Wiener and Wiener LLP
With Offices In Allentown And West Palm Beach, We Serve Throughout Eastern Pennsylvania And Florida

Challenging the will is something that can occur during probate

There are many things that you will have to deal with when your loved one dies. If he or she has an estate plan, you might have to deal with the probate process. This process is one that can be quick and easy, but there are times when it is long and drawn-out.

One thing that can have an impact on how the probate process plays out is whether there are any issues with the will. This is something that you might not be able to determine until the time to handle it comes. Here are some points to know about the will during the probate process:

Not all assets can be included in the will

There are some assets that don't go through the probate process. These shouldn't be included in the will since they are usually governed by other factors.

Certain financial accounts and life insurance policies are two examples of exceptions. These accounts have specific individuals named to whom the pension plan administrator or financial institution must pay the money when the account or policy holder dies. On a bank account, this is often referred to as the payable-on-death designation. On life insurance policies, the named individual is the beneficiary.

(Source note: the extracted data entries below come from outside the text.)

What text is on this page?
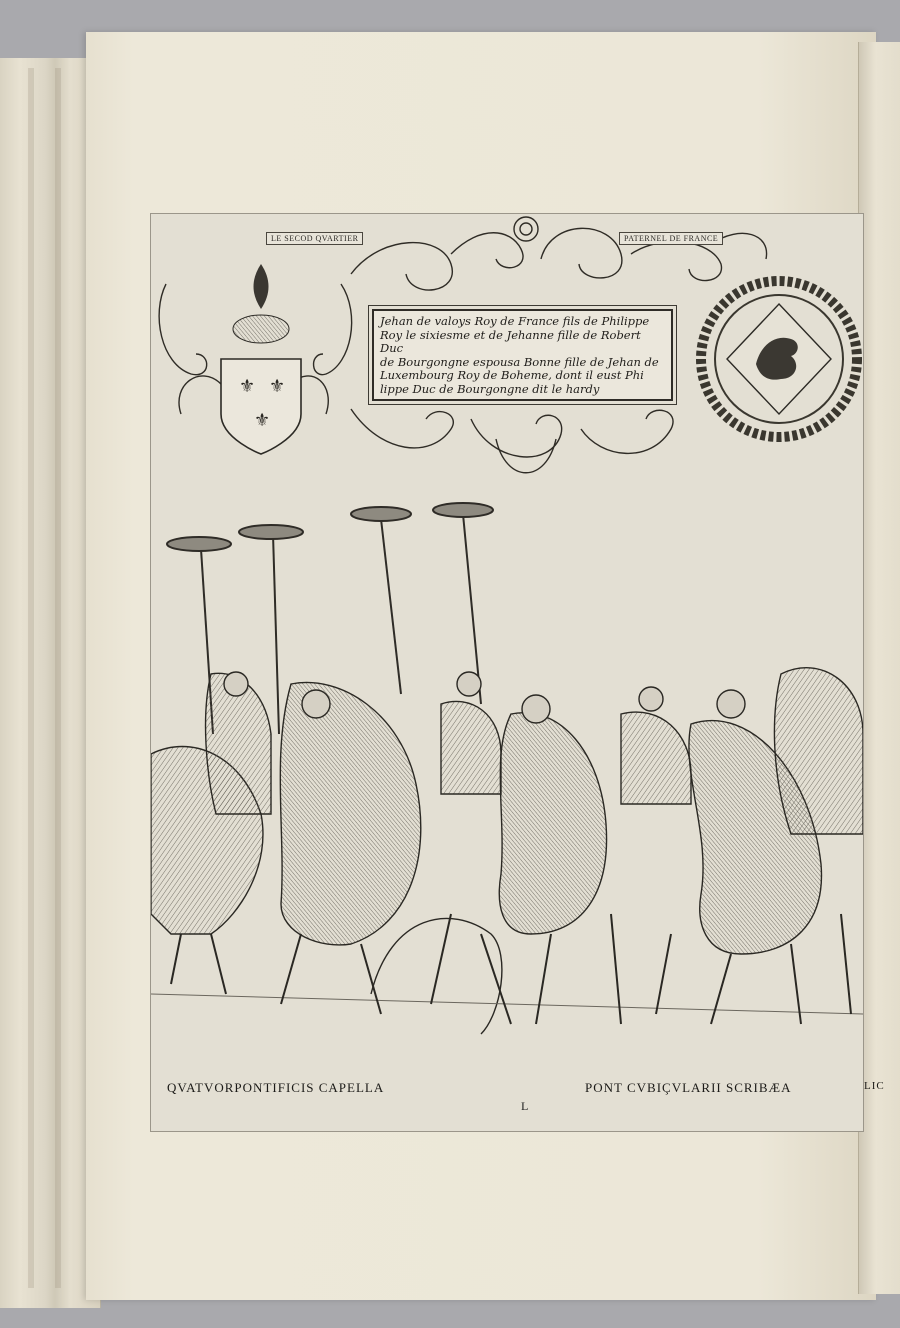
⚜ ⚜
⚜
LE SECOD QVARTIER	PATERNEL DE FRANCE
Jehan de valoys Roy de France fils de Philippe
Roy le sixiesme et de Jehanne fille de Robert Duc
de Bourgongne espousa Bonne fille de Jehan de
Luxembourg Roy de Boheme, dont il eust Phi
lippe Duc de Bourgongne dit le hardy
QVATVORPONTIFICIS CAPELLA	PONT CVBIÇVLARII SCRIBÆA
L
LIC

Property that is held in joint tenancy with rights of right of survivorship and assets in a living trust should also be excluded from the will. These have specific designations that must be honored.

Wills are subject to being contested

Sometimes a will might be challenged. A protracted legal battle over the legitimacy of a last will and testament can draw the probate process out if the petitioner has a valid reason to contest the will.

The first thing that is legally considered is whether the person has a right to contest the will. Typically, the challenge must be done by a person who has a legal interest in the will. This means that a distant friend likely wouldn't be considered a party that can contest the will, but the decedent's child from another union could mount a credible challenge to the will.

There must also be a valid reason for contesting the will. There are very strict criteria for this. One of the most common is claiming that the decedent was unduly influenced to create the will in its current state. Another reason is that the person wasn't mentally able to understand the effects of their will.

While these complications can be difficult to deal with when you are already reeling from your loved one's death, they can become an integral part of the probate process. If you are dealing with these challenges, you should learn about the steps you can take to best handle the situation.